MrVI slowdown due to JAX compilation update
With recent updates to JAX, MrVI trains significantly slower than before. We suspect it is due to the new AOT compilation strategy (https://jax.readthedocs.io/en/latest/aot.html).
Any basic training with MrVI with a fresh install. Reproduced by @PierreBoyeau and myself.
@justjhong lmk if you want me to upper bound jax for now and to which version. We will probably have a release in the coming week or so, so it can get into there.
Hi @ori-kron-wis, thanks for checking. I took some time this morning to try to debug it but was not able to find a solution. I was able to figure out that the problems arise starting from jax==0.4.36. So for now, let's upper bound to jax<0.4.36 (non-inclusive).
Hi, here are a few more details about my understanding of the problem. It seems that lightning introduces a significant overhead when training the model, here and there for instance. MrVI is notably faster at this stage without the lightning wrapper.

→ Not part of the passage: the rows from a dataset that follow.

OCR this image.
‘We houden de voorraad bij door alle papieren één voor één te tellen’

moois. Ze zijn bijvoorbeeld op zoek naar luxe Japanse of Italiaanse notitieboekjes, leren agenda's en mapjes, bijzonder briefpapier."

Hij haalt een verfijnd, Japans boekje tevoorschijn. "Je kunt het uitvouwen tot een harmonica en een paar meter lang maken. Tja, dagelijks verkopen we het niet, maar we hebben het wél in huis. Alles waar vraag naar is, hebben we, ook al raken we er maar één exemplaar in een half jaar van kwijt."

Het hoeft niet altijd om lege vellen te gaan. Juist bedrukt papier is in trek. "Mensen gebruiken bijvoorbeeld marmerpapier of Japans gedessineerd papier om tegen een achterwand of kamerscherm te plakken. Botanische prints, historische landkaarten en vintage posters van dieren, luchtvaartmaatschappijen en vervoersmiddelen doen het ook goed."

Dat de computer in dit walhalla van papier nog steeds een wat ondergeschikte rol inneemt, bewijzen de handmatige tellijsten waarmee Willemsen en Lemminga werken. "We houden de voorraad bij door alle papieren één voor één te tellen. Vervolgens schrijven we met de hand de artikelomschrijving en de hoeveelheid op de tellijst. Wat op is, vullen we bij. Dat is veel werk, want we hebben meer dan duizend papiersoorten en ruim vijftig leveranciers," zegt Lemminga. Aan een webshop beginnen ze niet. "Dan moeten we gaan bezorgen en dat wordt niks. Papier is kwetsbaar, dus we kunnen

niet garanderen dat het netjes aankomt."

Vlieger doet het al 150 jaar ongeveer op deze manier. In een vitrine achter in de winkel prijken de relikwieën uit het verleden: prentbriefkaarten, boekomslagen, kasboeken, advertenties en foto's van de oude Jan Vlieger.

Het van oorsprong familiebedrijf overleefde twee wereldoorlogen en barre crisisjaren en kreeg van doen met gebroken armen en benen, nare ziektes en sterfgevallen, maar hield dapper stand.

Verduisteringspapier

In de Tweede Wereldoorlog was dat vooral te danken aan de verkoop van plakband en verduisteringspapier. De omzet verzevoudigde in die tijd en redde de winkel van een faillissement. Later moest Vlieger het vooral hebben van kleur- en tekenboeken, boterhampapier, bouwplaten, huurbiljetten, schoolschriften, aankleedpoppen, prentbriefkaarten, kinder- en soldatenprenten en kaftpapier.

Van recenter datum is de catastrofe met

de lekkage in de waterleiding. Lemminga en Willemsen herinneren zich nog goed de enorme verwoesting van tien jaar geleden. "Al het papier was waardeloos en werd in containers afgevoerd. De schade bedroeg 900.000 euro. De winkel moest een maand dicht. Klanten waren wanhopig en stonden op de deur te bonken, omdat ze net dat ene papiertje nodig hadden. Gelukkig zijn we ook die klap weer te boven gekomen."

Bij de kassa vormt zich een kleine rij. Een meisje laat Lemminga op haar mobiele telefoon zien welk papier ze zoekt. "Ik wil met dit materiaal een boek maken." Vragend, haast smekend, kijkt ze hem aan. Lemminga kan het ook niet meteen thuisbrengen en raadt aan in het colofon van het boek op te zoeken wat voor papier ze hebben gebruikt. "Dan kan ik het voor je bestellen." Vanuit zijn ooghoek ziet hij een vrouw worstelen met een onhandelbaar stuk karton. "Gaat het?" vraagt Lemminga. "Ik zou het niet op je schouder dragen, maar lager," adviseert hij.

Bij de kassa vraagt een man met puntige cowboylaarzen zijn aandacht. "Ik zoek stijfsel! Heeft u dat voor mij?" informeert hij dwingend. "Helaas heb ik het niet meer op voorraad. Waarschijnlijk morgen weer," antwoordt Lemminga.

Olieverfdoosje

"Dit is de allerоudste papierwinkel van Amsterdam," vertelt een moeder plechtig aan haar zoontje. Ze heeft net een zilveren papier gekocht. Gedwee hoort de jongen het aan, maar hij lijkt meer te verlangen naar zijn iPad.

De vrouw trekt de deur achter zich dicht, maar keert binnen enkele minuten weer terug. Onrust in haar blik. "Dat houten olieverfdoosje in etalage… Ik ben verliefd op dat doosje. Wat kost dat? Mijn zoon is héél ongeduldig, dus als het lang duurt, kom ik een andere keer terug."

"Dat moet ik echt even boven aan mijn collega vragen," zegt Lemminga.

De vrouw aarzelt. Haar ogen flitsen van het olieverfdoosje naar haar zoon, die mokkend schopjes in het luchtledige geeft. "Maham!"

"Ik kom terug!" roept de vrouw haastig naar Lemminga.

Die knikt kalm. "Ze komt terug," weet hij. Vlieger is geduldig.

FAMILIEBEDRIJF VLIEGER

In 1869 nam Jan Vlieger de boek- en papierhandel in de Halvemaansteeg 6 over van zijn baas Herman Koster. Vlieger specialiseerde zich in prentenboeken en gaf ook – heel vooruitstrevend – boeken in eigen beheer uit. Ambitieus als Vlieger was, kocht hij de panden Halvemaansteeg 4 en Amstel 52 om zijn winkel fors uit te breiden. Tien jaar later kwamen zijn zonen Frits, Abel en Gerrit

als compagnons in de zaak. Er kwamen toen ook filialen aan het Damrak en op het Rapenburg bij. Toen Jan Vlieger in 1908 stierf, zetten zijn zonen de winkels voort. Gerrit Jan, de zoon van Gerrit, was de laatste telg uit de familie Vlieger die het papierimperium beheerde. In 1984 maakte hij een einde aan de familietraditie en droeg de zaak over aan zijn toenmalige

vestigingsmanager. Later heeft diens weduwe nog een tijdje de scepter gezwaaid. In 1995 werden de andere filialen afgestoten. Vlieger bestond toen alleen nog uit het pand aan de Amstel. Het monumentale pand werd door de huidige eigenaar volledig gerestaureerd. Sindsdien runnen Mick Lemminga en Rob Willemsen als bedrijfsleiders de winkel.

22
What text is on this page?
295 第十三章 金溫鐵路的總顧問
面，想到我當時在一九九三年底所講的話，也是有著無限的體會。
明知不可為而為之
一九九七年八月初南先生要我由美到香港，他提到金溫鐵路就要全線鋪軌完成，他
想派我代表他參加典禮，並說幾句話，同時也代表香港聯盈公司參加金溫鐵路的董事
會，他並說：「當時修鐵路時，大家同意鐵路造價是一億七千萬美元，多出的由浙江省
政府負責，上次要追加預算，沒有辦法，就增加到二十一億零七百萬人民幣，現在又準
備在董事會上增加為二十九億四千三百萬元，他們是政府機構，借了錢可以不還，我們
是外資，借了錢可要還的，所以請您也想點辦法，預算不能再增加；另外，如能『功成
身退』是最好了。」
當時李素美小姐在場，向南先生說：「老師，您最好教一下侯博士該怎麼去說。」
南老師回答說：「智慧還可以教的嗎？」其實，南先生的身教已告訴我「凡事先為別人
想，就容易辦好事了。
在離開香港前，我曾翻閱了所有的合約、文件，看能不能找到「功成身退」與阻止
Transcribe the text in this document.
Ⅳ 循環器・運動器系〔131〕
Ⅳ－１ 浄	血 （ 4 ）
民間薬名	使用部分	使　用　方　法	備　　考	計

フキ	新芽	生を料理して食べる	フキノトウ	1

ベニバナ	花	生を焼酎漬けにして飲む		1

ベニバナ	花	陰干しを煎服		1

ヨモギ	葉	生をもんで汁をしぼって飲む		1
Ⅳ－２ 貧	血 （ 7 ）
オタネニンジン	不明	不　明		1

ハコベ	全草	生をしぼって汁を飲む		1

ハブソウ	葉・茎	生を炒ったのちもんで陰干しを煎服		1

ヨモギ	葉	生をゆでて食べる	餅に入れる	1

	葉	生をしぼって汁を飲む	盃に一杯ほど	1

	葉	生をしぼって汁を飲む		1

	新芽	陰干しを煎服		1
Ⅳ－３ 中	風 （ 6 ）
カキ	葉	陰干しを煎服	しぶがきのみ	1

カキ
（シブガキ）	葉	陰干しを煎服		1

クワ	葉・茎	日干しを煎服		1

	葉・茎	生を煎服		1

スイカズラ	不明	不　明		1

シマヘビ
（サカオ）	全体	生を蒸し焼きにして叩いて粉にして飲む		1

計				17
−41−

For now pinning jax<0.4.36. Potentially related to https://github.com/jax-ml/jax/issues/26162. Check again when this is adressed. Leaving this open as pinning circumvents it but might create issues in the near future.
@ori-kron-wis can you try with the fix suggested in https://github.com/jax-ml/jax/issues/26162? We can also wait for the next jax release that contains it.
The fix is about the XLA compiler used for JAX (i.e jaxlib), we can't just implement it out of the box. It is not merged yet AFAIK.
I did try Jax nightly release (consists of jaxlib nightly), but the issue remains. pip install -U --pre jax jaxlib "jax-cuda12-plugin[with_cuda]" jax-cuda12-pjrt -f https://storage.googleapis.com/jax-releases/jax_nightly_releases.html
We need to wait for the next version that contains it unfortunately.
We also found the Jax 0.4.35 can't work for CUDA12.6+. So need to use CUDA12.4 For newer version of Jax (0.6) it works with CUDA12.6+, but is still slower than before.
Also, we are limited with jax<0.7.0 (not installed). Jax will become optional in next version.
relates also to: https://github.com/scverse/scvi-tools/pull/3482
limit was removed. Not sure it is still slow, but Jax is either way Optional now.